The microphone mute button on the Stealth 300 has been hidden away within the mic arm. When you flip-up the microphone to its stowed position, the microphone automatically turns off. And while stowed-away, it’s worth noticing the mic blends in beautifully with the headset.
Just below the stowed-away microphone is where you’ll find the power and connectivity buttons. The simple three-button design ensures you don’t have to even take the Stealth 300 off to swiftly make adjustments.
The Stealth 300 provides amplified audio optimal for the Xbox One and PS4. The amplification is mostly in the interests of raising volume. When it comes to listening to your music, louder isn’t necessarily better. But when you’re trying to hear the footsteps of your enemies, you’re going to be tempted to crank your volume to levels that might not be healthy. Part of what the Stealth 300 delivers is the ability to clearly hear those tones without having to resort to higher levels of volume.
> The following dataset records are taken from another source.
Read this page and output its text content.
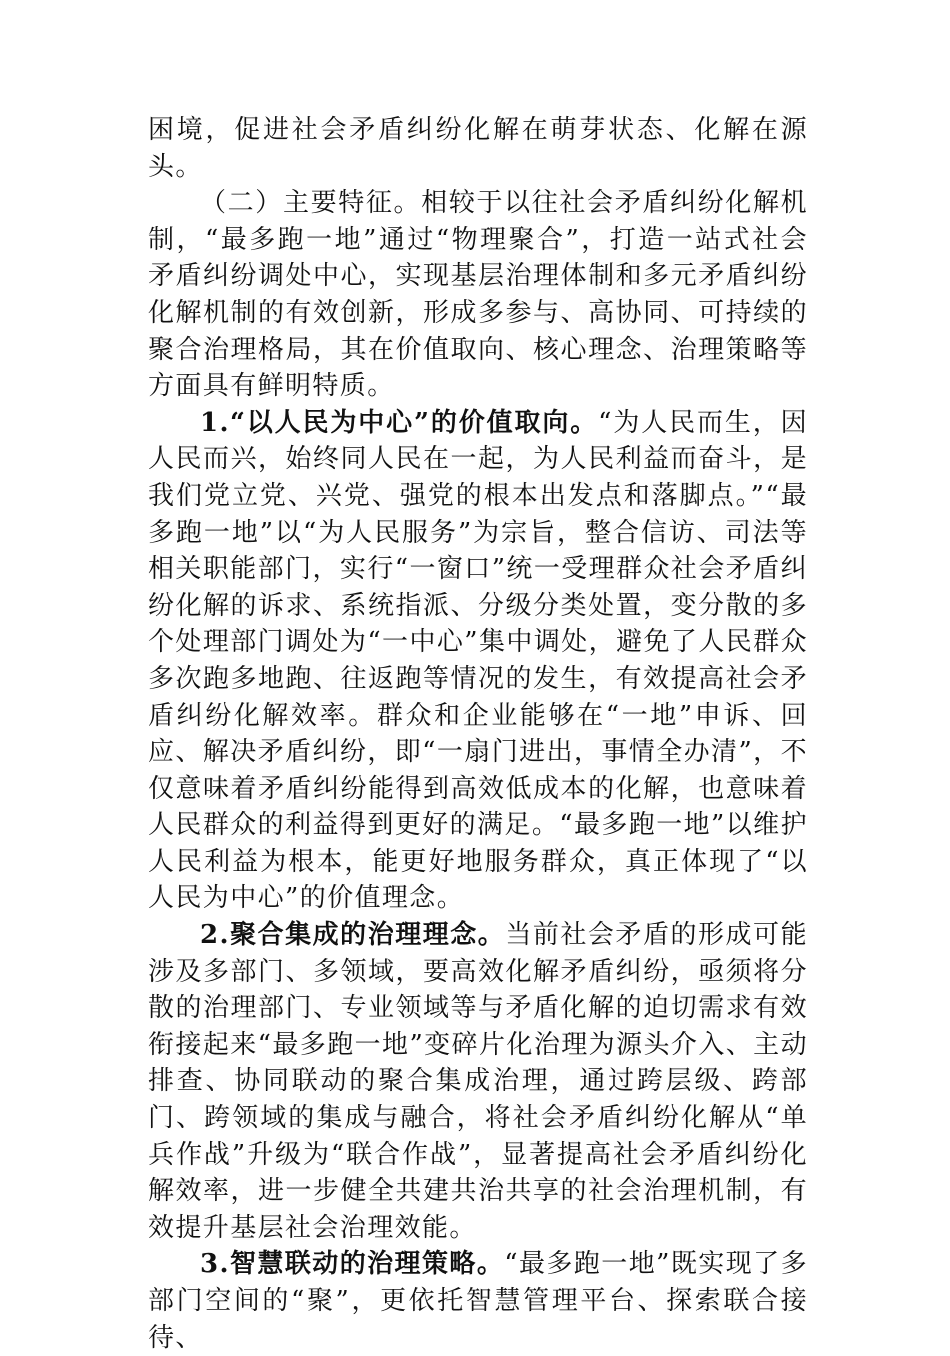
困境，促进社会矛盾纠纷化解在萌芽状态、化解在源头。

（二）主要特征。相较于以往社会矛盾纠纷化解机制，“最多跑一地”通过“物理聚合”，打造一站式社会矛盾纠纷调处中心，实现基层治理体制和多元矛盾纠纷化解机制的有效创新，形成多参与、高协同、可持续的聚合治理格局，其在价值取向、核心理念、治理策略等方面具有鲜明特质。

1.“以人民为中心”的价值取向。“为人民而生，因人民而兴，始终同人民在一起，为人民利益而奋斗，是我们党立党、兴党、强党的根本出发点和落脚点。”“最多跑一地”以“为人民服务”为宗旨，整合信访、司法等相关职能部门，实行“一窗口”统一受理群众社会矛盾纠纷化解的诉求、系统指派、分级分类处置，变分散的多个处理部门调处为“一中心”集中调处，避免了人民群众多次跑多地跑、往返跑等情况的发生，有效提高社会矛盾纠纷化解效率。群众和企业能够在“一地”申诉、回应、解决矛盾纠纷，即“一扇门进出，事情全办清”，不仅意味着矛盾纠纷能得到高效低成本的化解，也意味着人民群众的利益得到更好的满足。“最多跑一地”以维护人民利益为根本，能更好地服务群众，真正体现了“以人民为中心”的价值理念。

2.聚合集成的治理理念。当前社会矛盾的形成可能涉及多部门、多领域，要高效化解矛盾纠纷，亟须将分散的治理部门、专业领域等与矛盾化解的迫切需求有效衔接起来“最多跑一地”变碎片化治理为源头介入、主动排查、协同联动的聚合集成治理，通过跨层级、跨部门、跨领域的集成与融合，将社会矛盾纠纷化解从“单兵作战”升级为“联合作战”，显著提高社会矛盾纠纷化解效率，进一步健全共建共治共享的社会治理机制，有效提升基层社会治理效能。

3.智慧联动的治理策略。“最多跑一地”既实现了多部门空间的“聚”，更依托智慧管理平台、探索联合接待、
Out of the box, the Stealth 300 fairly good. If you load up your favorite games or music and find you’d like to make some changes to how things sound, it’s rather easy to change audio presets with the Stealth 300. The most prominent preset is their bass boost, which can be considerably toggled up or down from its original position.
Sound quality for the Stealth 300 is a half-a-step above the Recon 200, almost entirely due to the use of somewhat larger audio drivers. While the differences aren’t night and day, the 300 produces a generally broader soundscape affecting all tones to a small degree. From better bass to a stronger midrange, the 300 has an all-around better sound.
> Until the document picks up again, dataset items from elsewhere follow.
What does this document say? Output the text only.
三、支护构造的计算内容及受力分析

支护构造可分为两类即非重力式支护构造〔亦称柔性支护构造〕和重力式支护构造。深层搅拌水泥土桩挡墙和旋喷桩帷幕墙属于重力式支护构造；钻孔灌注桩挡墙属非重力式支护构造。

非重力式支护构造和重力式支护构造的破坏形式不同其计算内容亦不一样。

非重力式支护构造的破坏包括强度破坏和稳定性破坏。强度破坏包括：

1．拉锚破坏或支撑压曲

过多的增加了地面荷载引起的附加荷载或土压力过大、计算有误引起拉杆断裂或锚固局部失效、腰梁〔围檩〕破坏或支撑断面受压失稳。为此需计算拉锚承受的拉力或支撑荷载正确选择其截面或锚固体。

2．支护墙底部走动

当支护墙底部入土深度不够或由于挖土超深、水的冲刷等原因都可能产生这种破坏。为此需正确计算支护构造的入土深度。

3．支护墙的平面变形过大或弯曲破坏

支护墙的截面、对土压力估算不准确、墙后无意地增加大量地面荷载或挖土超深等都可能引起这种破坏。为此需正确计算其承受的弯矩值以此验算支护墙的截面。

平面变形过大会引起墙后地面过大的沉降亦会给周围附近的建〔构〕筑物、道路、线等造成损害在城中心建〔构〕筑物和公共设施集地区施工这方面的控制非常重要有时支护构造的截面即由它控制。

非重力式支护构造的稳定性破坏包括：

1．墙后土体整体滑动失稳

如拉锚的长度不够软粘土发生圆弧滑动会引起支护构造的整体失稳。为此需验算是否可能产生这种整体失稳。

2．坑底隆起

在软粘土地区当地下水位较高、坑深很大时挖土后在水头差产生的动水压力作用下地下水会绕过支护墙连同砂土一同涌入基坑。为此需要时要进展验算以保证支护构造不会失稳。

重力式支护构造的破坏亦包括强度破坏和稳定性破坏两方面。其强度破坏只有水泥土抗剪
Another thing to notice about audio quality is how the Stealth 300 has been equipped to provide surround sound through Windows Sonic Surround software. When you’re gaming on a Windows 10 PC or an Xbox One, you can use that software to bring simulated surround sound to your headset. While faux surround sound doesn’t compare to actually having multiple speakers configured around you, headphones are the platform where faux surround sound can sound its best.
The Stealth 300 are slightly more expensive than the Stealth 200. The biggest differences are the 20% larger audio drivers, the use of cloth instead of faux leather, a greatly extended battery life, and the glasses relief system. No matter who you are, it’s easy to appreciate at least half of those differences. But if you’re on a tight budget, the Stealth 200 has many of the same essential features as its counterpart.
Who Should Choose the Turtle Beach Stealth 300?
The defining feature of the Stealth 300 is probably its massive 40-hour battery life. Compared to nearly all Turtle Beach headsets, that’s nearly three times higher than average. Anyone who plays competitive games will love the Stealth 300 for its powerful mic and equally potent ease of use. People who set out to play for an entire day will find the 300 remains comfortable the entire time, largely thanks to the pairing of cloth and memory foam.
With their sound built around providing entertainment, the Stealth 300 are just as good for watching movies as they are for gaming. They provide a small, but essential degree of sound isolation to help protect you from being distracted by your environment. And that sound isolation cuts both ways, preventing your gaming from bothering those around you.
If you’re willing to add another $50 to your budget, it’s possible to add Bluetooth connectivity, independent volume controls for separate programs, and “Superman” hearing features. If you don’t need those kind of features, the Stealth 300 is an excellent midrange headset. It’s a safe choice for almost any gamer who needs a microphone on their headset.